According to emails obtained by 404 Media, project managers are considering using 20 to 30 virtual machines on Amazon Web Services to download 80 years’ worth of videos per day.

“In an email sent in May, Liu stated that we are in the process of completing the v1 data pipeline and securing the required computing resources to establish a video data factory capable of producing a daily yield of training data equivalent to a lifetime of human visual experience.”

In the Slack channels, employees were also deliberating on which YouTube channels’ videos to gather for AI training. A research scientist shared multiple links to YouTube channels in a Slack channel and added, “In case you are still seeking suggestions for YouTube channels to download, here are a few that could be worth considering.”

The scientist noted that the links were from a variety of YouTube channels, including well-known brands such as Expedia and Architectural Digest’s official channel, as well as individual content creators like Marques Brownlee (MKBHD). The scientist also made a comment about the high quality of MKBHD’s tech product reviews next to the link to his YouTube video.

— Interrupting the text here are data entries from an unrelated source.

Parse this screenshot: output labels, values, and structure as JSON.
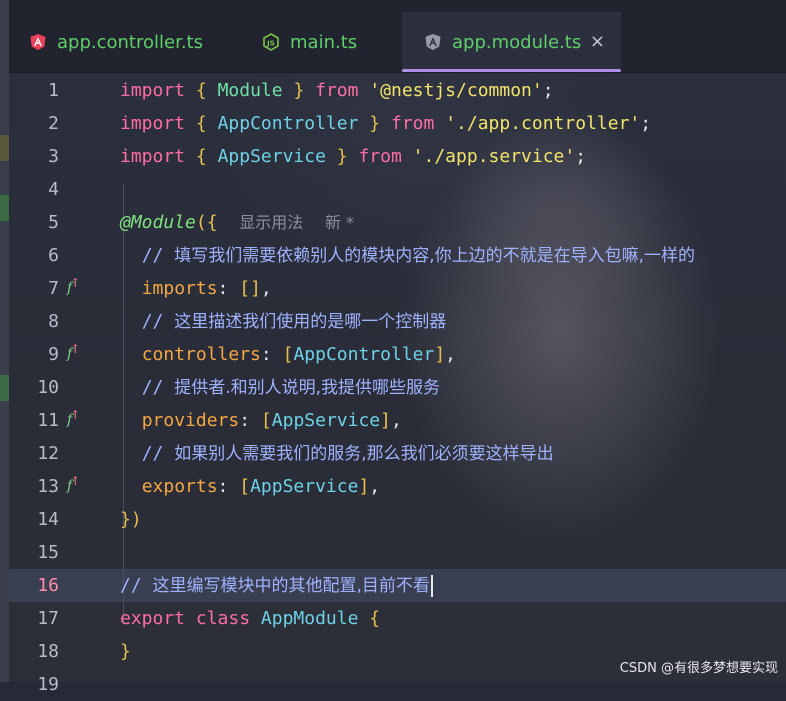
{
  "tabs": [
    {
      "label": "app.controller.ts",
      "icon": "angular-icon"
    },
    {
      "label": "main.ts",
      "icon": "nodejs-icon"
    },
    {
      "label": "app.module.ts",
      "icon": "angular-icon",
      "active": true,
      "close": "×"
    }
  ],
  "editor": {
    "current_line": 16,
    "line_numbers": [
      "1",
      "2",
      "3",
      "4",
      "5",
      "6",
      "7",
      "8",
      "9",
      "10",
      "11",
      "12",
      "13",
      "14",
      "15",
      "16",
      "17",
      "18",
      "19"
    ],
    "gutter_icon_label": "f",
    "lines": {
      "l1": {
        "import": "import",
        "open": "{",
        "name": "Module",
        "close": "}",
        "from": "from",
        "path": "'@nestjs/common'",
        "semi": ";"
      },
      "l2": {
        "import": "import",
        "open": "{",
        "name": "AppController",
        "close": "}",
        "from": "from",
        "path": "'./app.controller'",
        "semi": ";"
      },
      "l3": {
        "import": "import",
        "open": "{",
        "name": "AppService",
        "close": "}",
        "from": "from",
        "path": "'./app.service'",
        "semi": ";"
      },
      "l5": {
        "decorator": "@Module",
        "open": "({",
        "hint1": "显示用法",
        "hint2": "新 *"
      },
      "l6": {
        "slashes": "//",
        "text": "填写我们需要依赖别人的模块内容,你上边的不就是在导入包嘛,一样的"
      },
      "l7": {
        "prop": "imports",
        "colon": ":",
        "value": "[]",
        "comma": ","
      },
      "l8": {
        "slashes": "//",
        "text": "这里描述我们使用的是哪一个控制器"
      },
      "l9": {
        "prop": "controllers",
        "colon": ":",
        "lb": "[",
        "value": "AppController",
        "rb": "]",
        "comma": ","
      },
      "l10": {
        "slashes": "//",
        "text": "提供者.和别人说明,我提供哪些服务"
      },
      "l11": {
        "prop": "providers",
        "colon": ":",
        "lb": "[",
        "value": "AppService",
        "rb": "]",
        "comma": ","
      },
      "l12": {
        "slashes": "//",
        "text": "如果别人需要我们的服务,那么我们必须要这样导出"
      },
      "l13": {
        "prop": "exports",
        "colon": ":",
        "lb": "[",
        "value": "AppService",
        "rb": "]",
        "comma": ","
      },
      "l14": {
        "close": "})"
      },
      "l16": {
        "slashes": "//",
        "text": "这里编写模块中的其他配置,目前不看"
      },
      "l17": {
        "export": "export",
        "class": "class",
        "name": "AppModule",
        "open": "{"
      },
      "l18": {
        "close": "}"
      }
    }
  },
  "watermark": "CSDN @有很多梦想要实现",
  "colors": {
    "keyword": "#ff6ea4",
    "string": "#f2e46a",
    "comment": "#9fb2ff",
    "property": "#f5a742",
    "tab_underline": "#b08ee6",
    "current_line_number": "#ff8fa8"
  }
}
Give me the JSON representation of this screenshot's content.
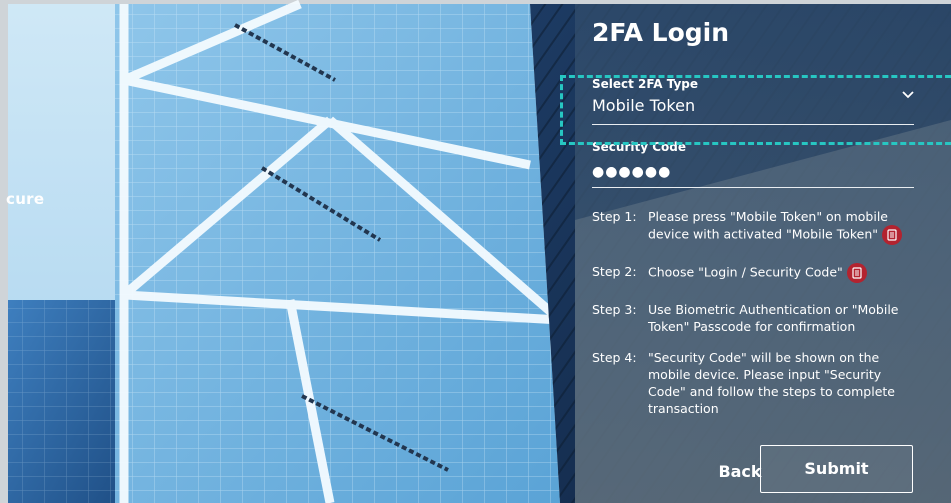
{
  "side_tag": "cure",
  "login": {
    "title": "2FA Login",
    "type_label": "Select 2FA Type",
    "type_value": "Mobile Token",
    "code_label": "Security Code",
    "code_value": "●●●●●●"
  },
  "steps": [
    {
      "label": "Step 1:",
      "text": "Please press \"Mobile Token\" on mobile device with activated \"Mobile Token\"",
      "icon": "mobile-token-icon"
    },
    {
      "label": "Step 2:",
      "text": "Choose \"Login / Security Code\"",
      "icon": "login-code-icon"
    },
    {
      "label": "Step 3:",
      "text": "Use Biometric Authentication or \"Mobile Token\" Passcode for confirmation"
    },
    {
      "label": "Step 4:",
      "text": "\"Security Code\" will be shown on the mobile device. Please input \"Security Code\" and follow the steps to complete transaction"
    }
  ],
  "buttons": {
    "back": "Back",
    "submit": "Submit"
  },
  "colors": {
    "accent_focus": "#27c6c2",
    "icon_red": "#b3232f",
    "panel_overlay": "#6f7d89"
  }
}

Nvidia responded to inquiries from 404 Media regarding the legal and ethical considerations of utilizing copyrighted material for AI training by stating that their methods are fully compliant with both the letter and the intent of copyright law.

Nvidia was also alleged in July to have utilized data from a third-party company to train its AI models. The said third-party company had acquired the data through the unauthorized scraping of YouTube videos from content creators.